I have never done a contest to build links, but if I did here are things I would think about

  • which people should I run the award ideas past before it exists so I can refine it? This could help improve the contest categories, and it gives those people a reason for them to want to help market it since they gave feedback on it. Plus asking for feedback is a bit more tactful than asking for a link.

  • Are there any official sounding endorsements that would make the contest seem official like?
  • Who do I REALLY want links from? Those sites should be listed in small categories that really fit there niche?
  • Will any of the contestants get pissed if I email them to tell them they are in the contest? If not which contestants should I email?
  • Can I make something funny or interesting that people would want to link at?
  • Outside of the problem of self selection can I get a consensus on something that generally has no consensus?
  • Can I relate this study to bloggers or any niche markets that typically link virally or link with authority?

There are probably a bunch of other good ideas with contests, please let me know which ones you like.

The Guardian Launches a Free Branded Feed Reader

Steve Rubel posted about The Guardian launching a feed reader.

Many sites that are hard to link at or are in fields where many people are competing on near similar content theme and quality may be able to boost their overall site authority scores by creating something that people with lots of link popularity would like to link at.

Dear Sir

I hate rules...but I have a new email rule. If a person emails me with Dear Sir
they probably will not get a response unless I know them well (in which case they would not use dear sir).

I recently started doing this a bit more with some of the give me a free ebook because I am a fake charity scam emails and it feels so good deleting it that I want to broaden that out a bit more.

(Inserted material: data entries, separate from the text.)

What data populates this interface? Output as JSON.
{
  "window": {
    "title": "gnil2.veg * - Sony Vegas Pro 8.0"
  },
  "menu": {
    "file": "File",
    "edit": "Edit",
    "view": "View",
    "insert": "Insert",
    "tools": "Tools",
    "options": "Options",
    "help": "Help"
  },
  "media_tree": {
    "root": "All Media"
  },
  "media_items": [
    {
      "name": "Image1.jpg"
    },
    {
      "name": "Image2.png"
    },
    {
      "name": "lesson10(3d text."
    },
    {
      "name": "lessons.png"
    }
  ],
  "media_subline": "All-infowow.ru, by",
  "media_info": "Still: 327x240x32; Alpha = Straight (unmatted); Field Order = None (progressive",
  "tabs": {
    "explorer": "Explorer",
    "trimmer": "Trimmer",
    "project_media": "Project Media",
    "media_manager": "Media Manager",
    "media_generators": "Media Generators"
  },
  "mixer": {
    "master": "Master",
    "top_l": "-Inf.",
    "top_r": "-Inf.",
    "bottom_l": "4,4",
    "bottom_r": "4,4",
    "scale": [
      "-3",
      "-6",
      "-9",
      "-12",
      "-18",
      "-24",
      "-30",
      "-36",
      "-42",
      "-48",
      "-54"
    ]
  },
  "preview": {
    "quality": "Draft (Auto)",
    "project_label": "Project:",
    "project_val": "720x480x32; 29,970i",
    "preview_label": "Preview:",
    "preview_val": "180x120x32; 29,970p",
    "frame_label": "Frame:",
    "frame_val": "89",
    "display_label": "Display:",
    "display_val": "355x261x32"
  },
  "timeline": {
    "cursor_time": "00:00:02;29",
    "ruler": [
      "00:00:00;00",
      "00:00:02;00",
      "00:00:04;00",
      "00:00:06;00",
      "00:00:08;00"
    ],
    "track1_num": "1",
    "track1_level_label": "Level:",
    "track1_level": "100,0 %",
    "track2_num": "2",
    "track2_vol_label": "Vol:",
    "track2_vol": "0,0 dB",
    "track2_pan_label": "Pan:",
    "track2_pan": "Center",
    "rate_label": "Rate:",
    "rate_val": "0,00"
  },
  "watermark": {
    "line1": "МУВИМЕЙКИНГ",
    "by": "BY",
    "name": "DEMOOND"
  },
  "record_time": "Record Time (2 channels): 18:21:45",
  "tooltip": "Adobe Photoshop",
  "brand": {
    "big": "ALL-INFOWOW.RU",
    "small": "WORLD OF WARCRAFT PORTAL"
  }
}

I have to value my time because eventually I will die.

How To Make Money From Search Engines

Peter D set up his Squidoo page.

Not sure how set out he will be on updating it, but the guy knows his shit and it is well worth a read and RSS subscription if he is gonna teach only 1% of what he knows.

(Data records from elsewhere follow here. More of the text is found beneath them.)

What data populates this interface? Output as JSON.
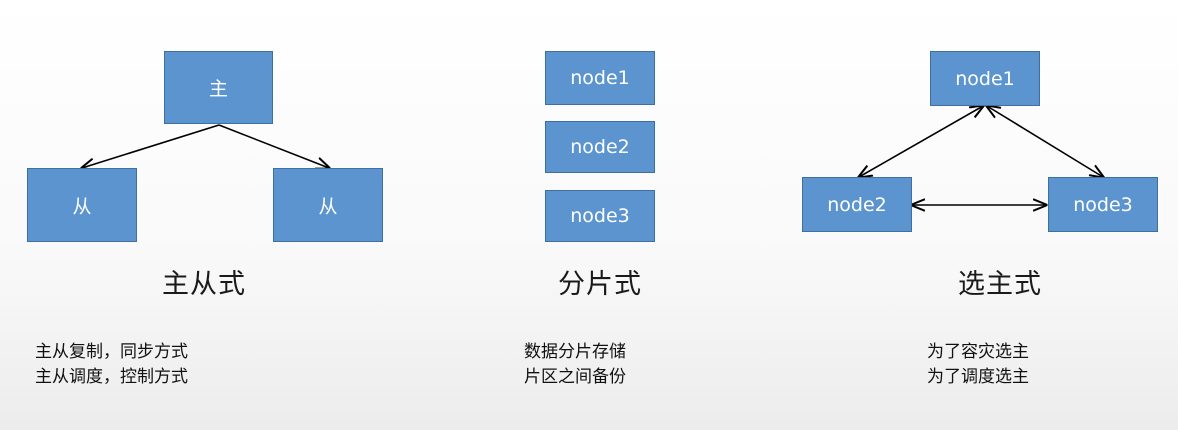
{
  "master_slave": {
    "master": "主",
    "slave_left": "从",
    "slave_right": "从",
    "title": "主从式",
    "desc": [
      "主从复制，同步方式",
      "主从调度，控制方式"
    ]
  },
  "sharding": {
    "nodes": [
      "node1",
      "node2",
      "node3"
    ],
    "title": "分片式",
    "desc": [
      "数据分片存储",
      "片区之间备份"
    ]
  },
  "election": {
    "node1": "node1",
    "node2": "node2",
    "node3": "node3",
    "title": "选主式",
    "desc": [
      "为了容灾选主",
      "为了调度选主"
    ]
  },
  "colors": {
    "node_fill": "#5b94ce",
    "node_border": "#3f6f9f",
    "arrow": "#000000"
  }
}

A few of his opening tips:

Don't Think of Adsense As Advertising, Think Of Adsense As Content - Ads can answer your visitors questions just as easily as your content. So let it. Integrate it. Mix it into your written paragraphs.

Comprehensive Content Does Not Necessarily Equal Great Adsense Revenue - If the visitor is so engrossed in your article, or you answer all their questions, they may be less likely to click on your ads. Don't answer all the visitors questions. Leave them wanting more. The Adsense ads can, and often do, provide that "more". Let them.

I have been well known to almost always screw up on that second tip (writing way too much). More content might bring in more traffic, but if that traffic does not do something you want them to do then what is the point?

I have found that being an altruistic publisher often equates to being a poor one, at least compared to the guy with many lines in the water driving visitors to targeted profitable goals.

Less interesting content per page lets you split your information up and makes the ad click a higher probability action.